Müşteriler, sosyal girişimlerde bulunan işletmelerin markaları ile ilgili güzel şeyler çağrıştırdıklarından söz konusu markalara bağlılıkları artmaktadır. Örneğin, daha da önce belirtildiği gibi, Aygaz şirketi 2001 yılından itibaren Türk eğitiminin köklü ve saygın üniversiteleri ile birlikte “Aygaz Ev Kazalarına Karşı Uyarıyor“ sloganıyla “LPG Eğitim Programı” düzenlemektedir. Kampanyanın amacı Aygaz veya diğer LPG kullanıcısı olan bayanları ev kazalarına karşı uyarmaktır. Bu kampanya sayesinde Aygaz, Tüketiciyle Dost Altın Kalite Ödülü, Tüketici dergisinin Tüketici Kalite Ödülü, Altın Pusula ödülü, Milli Eğitim Bakanlığı’nın teşekkür plaketine layık görülmüştür. Eğitim seminerleri sonucu 40000’ den fazla ev kadını ev kazalarına karşı bilgilendirilmiş, Aygaz web sitesi 2000 sonu itibariyle 120000 kişi

tarafından ziyaret edilmiştir. Böylece hem müşterilerin bilinçlenmesi, hem de marka bağlılıklarının artması gibi sonuçlara ulaşılmıştır (Pira ve Baytekin, 2003: 267).

(3) Güçlü Kurum İmajı ve Etkisi:

İşletmelerin sosyal sorumluluğa önem vermeleri ile genel olarak olumlu izlenim vermeleri arasında çok yüksek bir ilişki olduğu bilinmektedir. Yapılan araştırmalar sosyal sorumluluğun işletmelerin saygınlığını arttırdığını göstermektedir. Örneğin, Sandra Holmes, bankacılık, sigorta, ulaşım, kamu hizmetlerini sunan işletmelerin CEO’larına sosyal sorumluluk bilincinin işletmeye neler kazandırabileceğini sormuştur ve CEO’ların %97,4’ü sosyal girişimlerin kurumsal ünlerini artıracağını belirtmişlerdir (Certo, 2003: 57-58).

İyi kurumsal imaj lobicilik güçlerini artırdığı için işletmeler devletin, kendilerinin yararına olan karar ve politikaları kabul etmesine katkıda bulunabilirler (Baron, 2000). Sandra Holmes’in Amerikan CEO’ları arasında gerçekleştirdiği araştırmanın sonuçları, CEO’ların %63,7’sinin sosyal girişimlerin devletin işletmeler üzerindeki denetimini azaltacağına inandıklarını ortaya koymuştur (Centro, 2003: 57- 58).

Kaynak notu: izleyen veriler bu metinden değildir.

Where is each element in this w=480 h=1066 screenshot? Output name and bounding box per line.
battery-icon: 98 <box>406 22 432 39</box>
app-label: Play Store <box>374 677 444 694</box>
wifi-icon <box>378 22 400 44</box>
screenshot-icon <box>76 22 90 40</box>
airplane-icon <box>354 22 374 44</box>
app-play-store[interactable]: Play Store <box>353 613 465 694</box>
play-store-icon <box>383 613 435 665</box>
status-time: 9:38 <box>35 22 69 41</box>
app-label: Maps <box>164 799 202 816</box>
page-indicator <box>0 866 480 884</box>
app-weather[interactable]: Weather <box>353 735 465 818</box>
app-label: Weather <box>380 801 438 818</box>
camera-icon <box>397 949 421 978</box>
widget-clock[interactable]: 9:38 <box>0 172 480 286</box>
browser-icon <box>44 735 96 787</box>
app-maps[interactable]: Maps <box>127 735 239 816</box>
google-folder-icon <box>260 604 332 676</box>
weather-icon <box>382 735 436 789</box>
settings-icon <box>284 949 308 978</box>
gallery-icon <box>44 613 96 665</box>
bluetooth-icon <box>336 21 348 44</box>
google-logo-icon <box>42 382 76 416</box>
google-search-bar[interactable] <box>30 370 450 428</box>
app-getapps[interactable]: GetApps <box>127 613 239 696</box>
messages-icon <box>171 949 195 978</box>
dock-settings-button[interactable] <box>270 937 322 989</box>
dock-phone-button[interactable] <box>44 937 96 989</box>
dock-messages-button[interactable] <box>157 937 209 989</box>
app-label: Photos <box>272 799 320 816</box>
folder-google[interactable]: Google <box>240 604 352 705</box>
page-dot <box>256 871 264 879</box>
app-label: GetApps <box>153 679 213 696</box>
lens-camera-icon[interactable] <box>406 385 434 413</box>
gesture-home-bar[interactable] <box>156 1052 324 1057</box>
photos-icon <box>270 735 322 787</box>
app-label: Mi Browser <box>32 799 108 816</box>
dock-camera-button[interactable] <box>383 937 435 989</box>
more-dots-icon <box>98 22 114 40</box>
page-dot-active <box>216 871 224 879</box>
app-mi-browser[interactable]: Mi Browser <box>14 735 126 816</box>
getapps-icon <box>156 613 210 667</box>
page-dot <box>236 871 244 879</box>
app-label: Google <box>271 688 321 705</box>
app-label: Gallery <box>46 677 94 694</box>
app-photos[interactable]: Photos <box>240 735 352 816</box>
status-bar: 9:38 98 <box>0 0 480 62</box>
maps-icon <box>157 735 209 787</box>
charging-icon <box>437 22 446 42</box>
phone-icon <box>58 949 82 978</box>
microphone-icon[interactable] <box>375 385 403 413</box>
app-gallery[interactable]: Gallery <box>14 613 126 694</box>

Özellikle krizle karşılaşan işletmeler için krize kadarki faaliyetlerinde sosyal sorumluluk bilincinden taviz vermemeleri, krizin kolay atlatılmasına yardımcı olmaktadır. Günümüzde en prestijli işletmelerin bile krizlerle karşılaştığını dikkate alınırsa, bu bilincin ne kadar önemli olduğunu daha iyi anlaşılır.

(4) Çalışanları Çekme, Heveslendirme ve Elde Tutma Becerisinin Artışı:

Cone/Roper’in çalışmaları bir işletmenin sosyal girişimlere katılımının hem olası hem de mevcut çalışanlar üzerinde hem de vatandaşlar ve yöneticiler üzerinde pozitif bir etkisinin olduğunu da göstermektedir. 2001’in Mart ayında yaptıkları bir ankete göre sosyal amaca yönelik programlara sahip olduğunu bildiren işletmelerde çalışanların, bu tip programlara sahip olmadığını bildiren işletmelerde çalışanlara

oranla yüzde 38 daha fazlası işletmelerin değerlerinden gurur duyduklarını söylemektedirler (Kotler ve Lee, 2006: 16).

Deborah Rupp ve arkadaşlarının araştırmasının sonuçlarına göre, çalıştıkları kurumların sosyal sorumluluk bilinci ile hareket ettiğini düşünen işgörenlerin işletmeye bağlılık, iş tatminleri yüksek olmakla birlikte, sergiledikleri performans da yüksektir (Rupp vd., 2006: 537-543).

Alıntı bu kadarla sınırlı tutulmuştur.